Indeed, from the lobby and concessions area, to the double doors opening to reveal rows of raised seating, the facility sports the polish of a professional theater. There’s even a green room with lighted mirrors and designated dressing rooms for girls and boys.

Backstage, rows of cubbies hold children’s schoolbooks or snacks, and there’s plenty of storage space for props. Brightly painted bricks on the backstage wall tell a story. The bricks are part of an ongoing fundraising campaign to help finish the theater. For $10 you can buy a brick and decorate it. “It’s our finishing wall,” said Uppinghouse, smiling.

This new home has been a long time coming.

Uppinghouse said, “We’ve been looking for a long time. It’s hard to find a building that will house a theater.”

The program was launched in 1946 by the Junior League of Spokane. The list of those who’ve been involved with the organization over the years reads like a Who’s Who of the Spokane theater scene. Names like Jean Hardie, Dorothy Darby Smith, Troy Nickerson and Kathy Doyle-Lipe pepper programs and production notes.

With the quality of talent the theater attracts, you might think it would be a pricey program for parents. You’d be wrong. Ticket sales have been the major source of income, along with support from the community.

“There are no membership fees, no fees for the kids to audition, and no ticket sales requirement,” board member Judy Brender said.

And there’s a difference between children’s theater and youth theater. Uppinghouse said children’s theater involves performances that are suitable for children, but the roles aren’t necessarily played by kids. “Youth theater is done with kids playing all the parts – even adult roles,” he said.

Including adults in its productions has made Spokane Children’s Theatre a true family experience. Brender said the current production, “Junie B. in Jingle Bells, Batman Smells,” features four moms and a dad.

That’s part of the attraction for Phedre Burney-Quimby. She got involved with the organization at 13. “Children’s Theatre was a fun place for me to learn a lot about my craft,” she said.

Burney-Quimby grew up and left Spokane, living and working in San Diego for nine years. “I did theater and sang in bands,” she said.

When she returned to Spokane she reconnected with the theater. “Once you’re part of the Spokane Children’s Theatre family, you’re always part of it,” she said. “You can be gone nine years and step right back in.”

Since 2010, Burney-Quimby has acted and directed with the group and is currently on the board.

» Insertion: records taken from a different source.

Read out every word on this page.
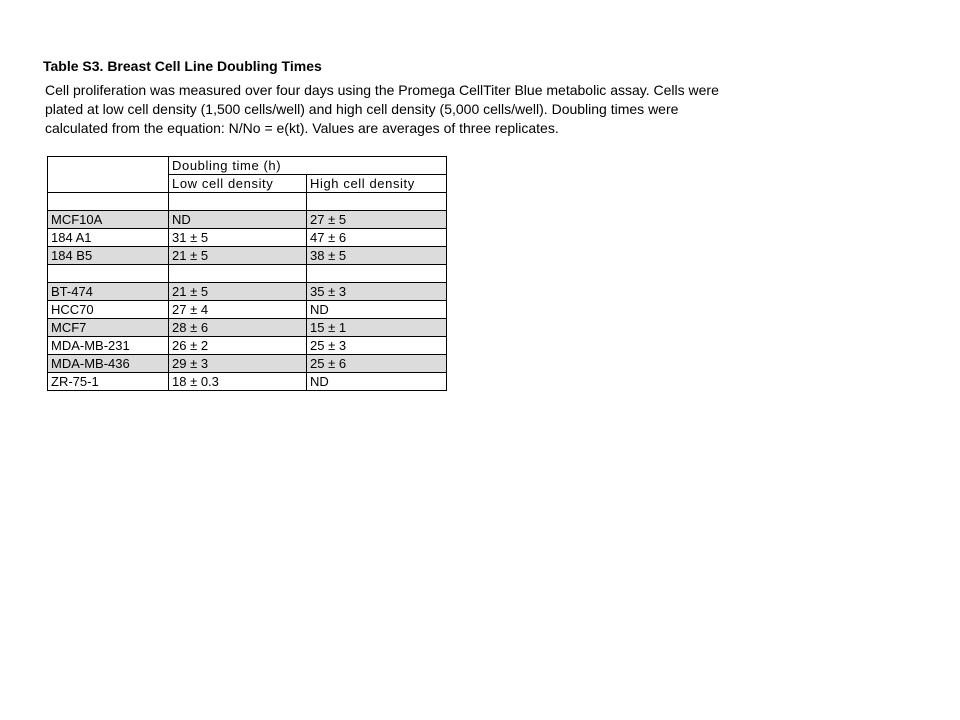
Table S3. Breast Cell Line Doubling Times
Cell proliferation was measured over four days using the Promega CellTiter Blue metabolic assay. Cells were
plated at low cell density (1,500 cells/well) and high cell density (5,000 cells/well). Doubling times were
calculated from the equation: N/No = e(kt). Values are averages of three replicates.
	Doubling time (h)	
	Low cell density	High cell density

MCF10A	ND	27 ± 5
184 A1	31 ± 5	47 ± 6
184 B5	21 ± 5	38 ± 5

BT-474	21 ± 5	35 ± 3
HCC70	27 ± 4	ND
MCF7	28 ± 6	15 ± 1
MDA-MB-231	26 ± 2	25 ± 3
MDA-MB-436	29 ± 3	25 ± 6
ZR-75-1	18 ± 0.3	ND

Now her three young daughters are involved as well.

She said it’s been a delight for her to see the theater find a home. “I’m so glad I came back when I did. This theater is going to be beautiful.”

Board secretary Stephanie Graybeal agreed. “Having our own space will ensure we’ll be here for years to come,” she said.

Her daughter Abbey, 12, has appeared in several productions. “I love acting,” she said. “The directors give you lots of opportunities even if you don’t have lines. They make you feel really involved and part of the show.”

Matthew Read, 10, knows just what she means. He was initially reluctant to audition, but his mom pushed him. “I’m glad she did,” he said. “I like acting and I like the people I work with.” His experience has prompted big dreams. “I think I would love to do Broadway shows someday,” he said.

Read’s enthusiasm illustrates an important long-term goal of Spokane Children’s Theatre. As the 67th season debuts in its new home, Uppinghouse said, “We’re ready to attract a whole new generation.”